27.03.2026
YouGov: Starke Tiefkühlkost, schwächelndes Speiseeis

Foto/Grafik: Kossmann/Plutat/as
Der Februar brachte viele Gewinner in der Tiefkühltruhe hervor, doch auch einen klaren Verlierer: das Schlemmerfilet.

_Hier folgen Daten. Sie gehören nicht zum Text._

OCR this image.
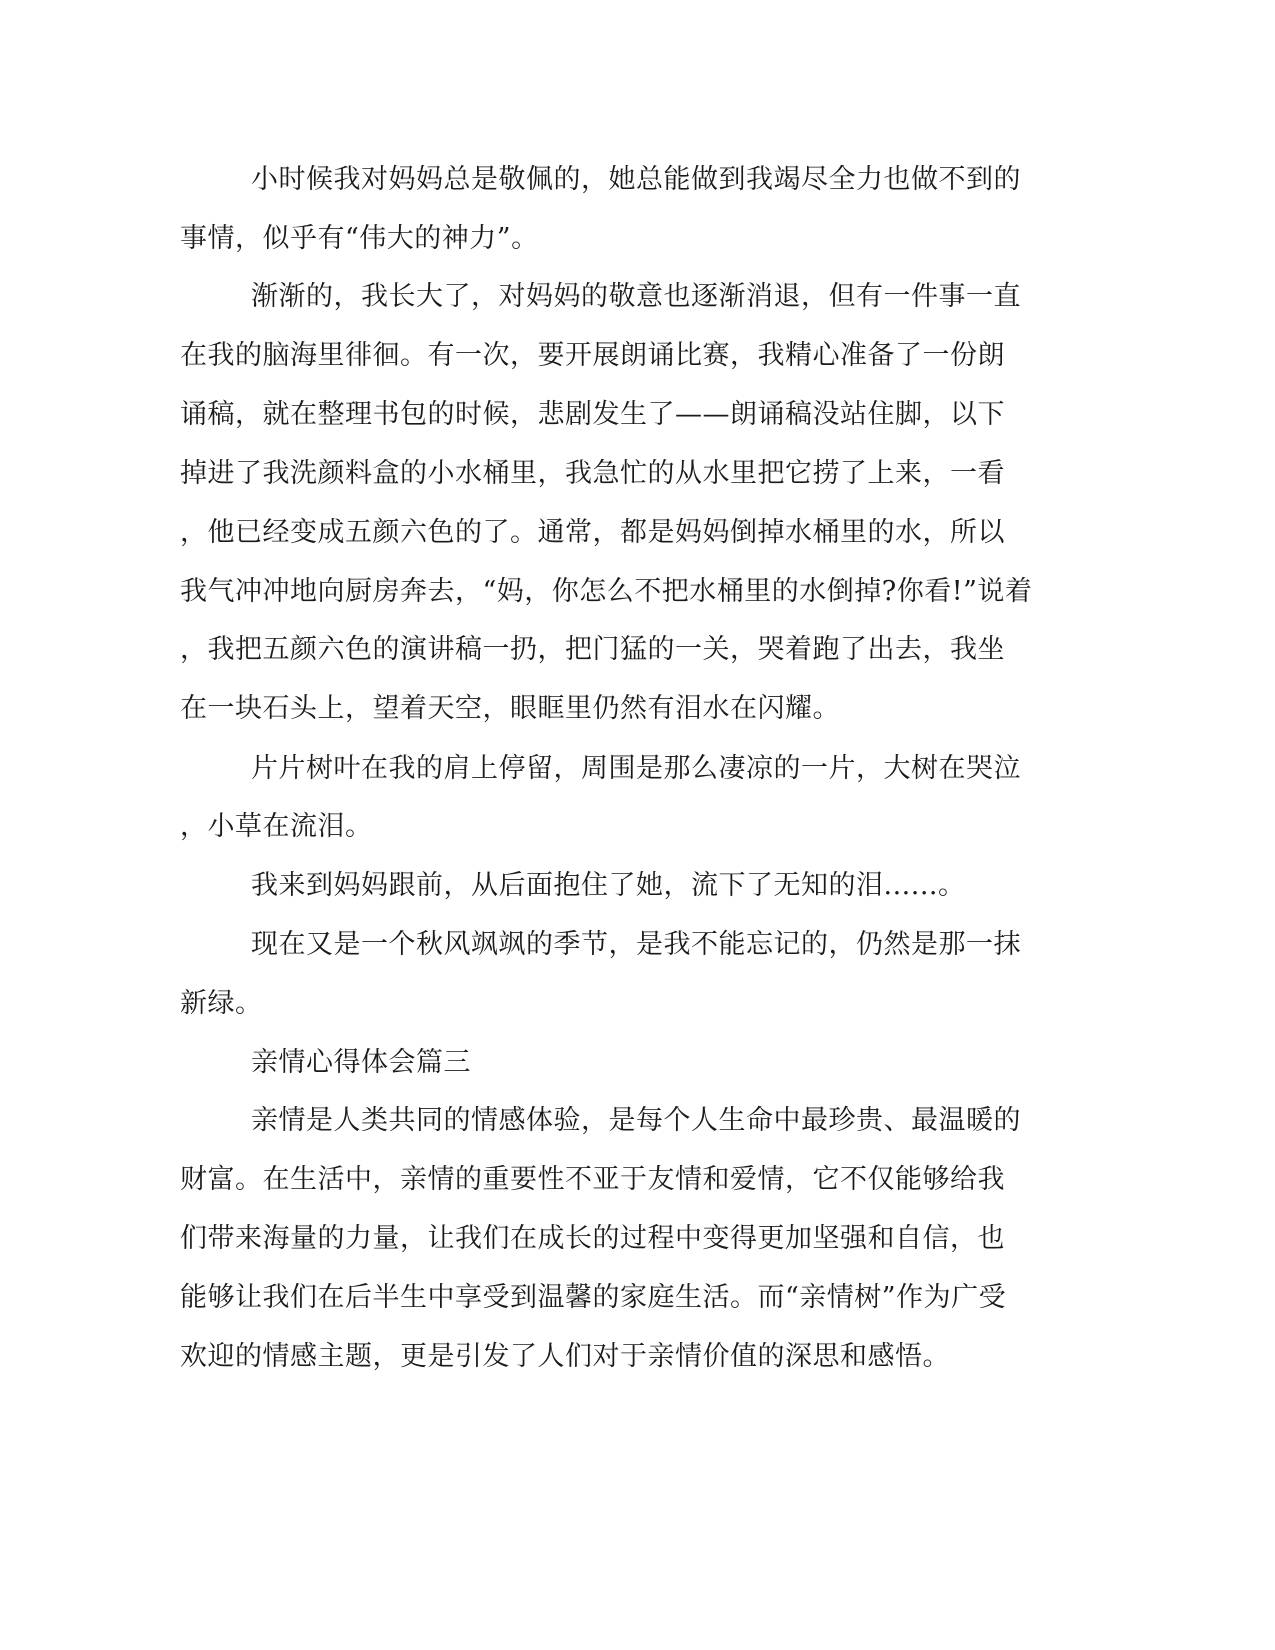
小时候我对妈妈总是敬佩的，她总能做到我竭尽全力也做不到的

事情，似乎有“伟大的神力”。

渐渐的，我长大了，对妈妈的敬意也逐渐消退，但有一件事一直

在我的脑海里徘徊。有一次，要开展朗诵比赛，我精心准备了一份朗

诵稿，就在整理书包的时候，悲剧发生了——朗诵稿没站住脚，以下

掉进了我洗颜料盒的小水桶里，我急忙的从水里把它捞了上来，一看

，他已经变成五颜六色的了。通常，都是妈妈倒掉水桶里的水，所以

我气冲冲地向厨房奔去，“妈，你怎么不把水桶里的水倒掉?你看!”说着

，我把五颜六色的演讲稿一扔，把门猛的一关，哭着跑了出去，我坐

在一块石头上，望着天空，眼眶里仍然有泪水在闪耀。

片片树叶在我的肩上停留，周围是那么凄凉的一片，大树在哭泣

，小草在流泪。

我来到妈妈跟前，从后面抱住了她，流下了无知的泪......。

现在又是一个秋风飒飒的季节，是我不能忘记的，仍然是那一抹

新绿。

亲情心得体会篇三

亲情是人类共同的情感体验，是每个人生命中最珍贵、最温暖的

财富。在生活中，亲情的重要性不亚于友情和爱情，它不仅能够给我

们带来海量的力量，让我们在成长的过程中变得更加坚强和自信，也

能够让我们在后半生中享受到温馨的家庭生活。而“亲情树”作为广受

欢迎的情感主题，更是引发了人们对于亲情价值的深思和感悟。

Auch im Februar 2026 stieg der Umsatz (+1,1 %) in der Kategorie Tiefkühlkost inklusive Speiseeis weiter an, vermeldet der YouGov Consumer Index Total Grocery 02/26. Als ausschlaggebend hierfür nennen die Marktforscher eine höhere Einkaufshäufigkeit (+1,2 %) sowie steigende Ausgaben pro Einkaufsakt (+1,1 %), während die Käuferzahl leicht zurückging (-1,3 %).

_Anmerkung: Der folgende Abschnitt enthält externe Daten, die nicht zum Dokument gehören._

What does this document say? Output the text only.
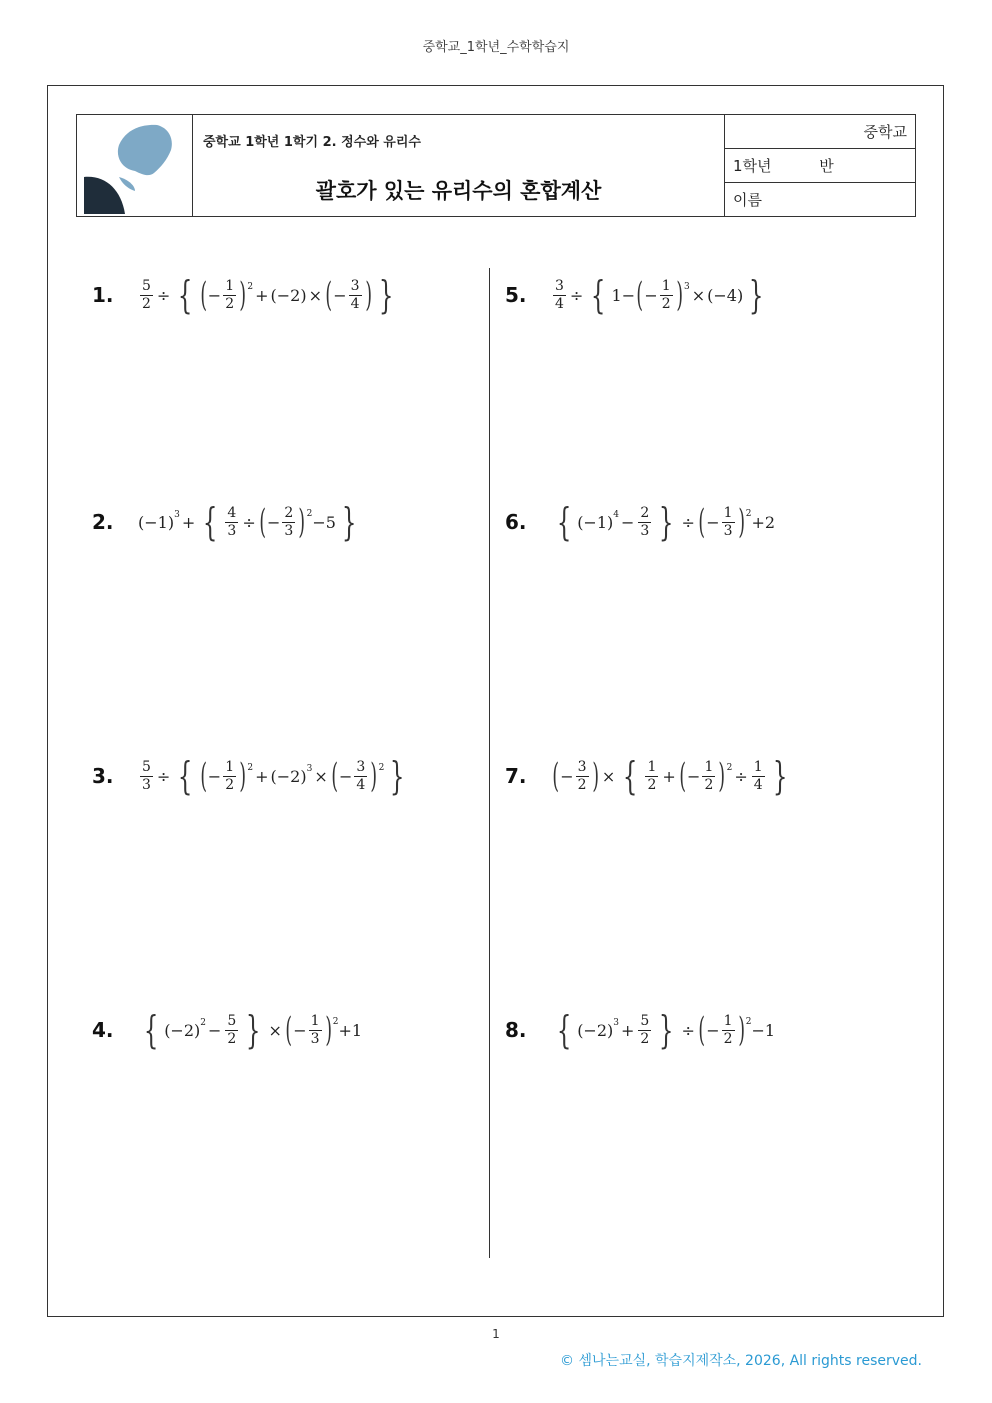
중학교_1학년_수학학습지
중학교 1학년 1학기 2. 정수와 유리수
괄호가 있는 유리수의 혼합계산
중학교
1학년          반
이름
1.	$\frac{5}{2}$ ÷ { ( − $\frac{1}{2}$ ) 2 + (−2) × ( − $\frac{3}{4}$ ) }
2.	(−1) 3 + { $\frac{4}{3}$ ÷ ( − $\frac{2}{3}$ ) 2 −5 }
3.	$\frac{5}{3}$ ÷ { ( − $\frac{1}{2}$ ) 2 + (−2) 3 × ( − $\frac{3}{4}$ ) 2 }
4. { (−2) $2 - \frac{5}{2}$ } × ( − $\frac{1}{3}$ ) 2 +1
5.	$\frac{3}{4}$ ÷ { 1− ( − $\frac{1}{2}$ ) 3 × (−4) }
6. { (−1) $4 - \frac{2}{3}$ } ÷ ( − $\frac{1}{3}$ ) 2 +2
7. ( − $\frac{3}{2}$ ) × { $\frac{1}{2}$ + ( − $\frac{1}{2}$ ) $2 \div \frac{1}{4}$ }
8. { (−2) $3 + \frac{5}{2}$ } ÷ ( − $\frac{1}{2}$ ) 2 −1
1
© 셈나는교실, 학습지제작소, 2026, All rights reserved.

Das Umsatzwachstum ist erneut ausschließlich auf den Bereich Tiefkühlkost ohne Speiseeis (+2,4 %) zurückzuführen. Zwar sank auch hier die Käuferzahl leicht (-1,0 %), jedoch wurde dies durch eine steigende Frequenz (+1,6 %) und höhere Ausgaben pro Einkauf (+1,7 %) mehr als ausgeglichen. Herstellermarken wuchsen mit plus 3,7 Prozent deutlich stärker als Handelsmarken (+1,0 %). Das Wachstum der Herstellermarken wurde dabei sowohl durch die höhere Frequenz (+3,1 %) als auch durch gestiegene Ausgaben pro Einkauf (+3,3 %) getragen, während Handelsmarken ausschließlich durch höhere Ausgaben pro Einkauf (+1,5 %) wuchsen. Zu den größten Gewinnern der Kategorie zählten TK-Komplettgerichte (+10,9 %), TK-Obst/Säfte (+27,8 %) sowie TK-Snacks (+25,2 %). Das Schlemmerfilet gehört mit minus 14,7 Prozent im Vergleich zum Vorjahresmonat zu den größten Verlierern.
Die Kategorie Speiseeis verzeichnete im Vergleich zum Vorjahresmonat deutliche Verluste (-7,4 %), verursacht vor allem durch sinkende Käuferzahlen (-6,1 %). Auch die Einkaufshäufigkeit (-1,2 %) sowie die Ausgaben pro Einkauf (-0,2 %) trugen leicht zu den Rückgängen bei, so YouGov. Ein Blick auf Handels- und Herstellermarken sowie Hauspackungen und Multipacks zeigt, dass der Rückgang insbesondere auf Markeneis in Hauspackungen zurückzuführen ist (-17,8 % Käufer; -24,7 % Umsatz). Generell verlor Speiseeis von Herstellermarken fast 20 Prozent Umsatz (-19,3 %), vor allem aufgrund stark sinkender Käuferzahlen (-16,9 %). Im Gegensatz dazu wuchs Speiseeis der Handelsmarken um 15,1 Prozent – getragen durch mehr Käufer (+6,9 %), höhere Ausgaben pro Einkaufsakt (+3,5 %) sowie eine gesteigerte Einkaufshäufigkeit (+4,1 %).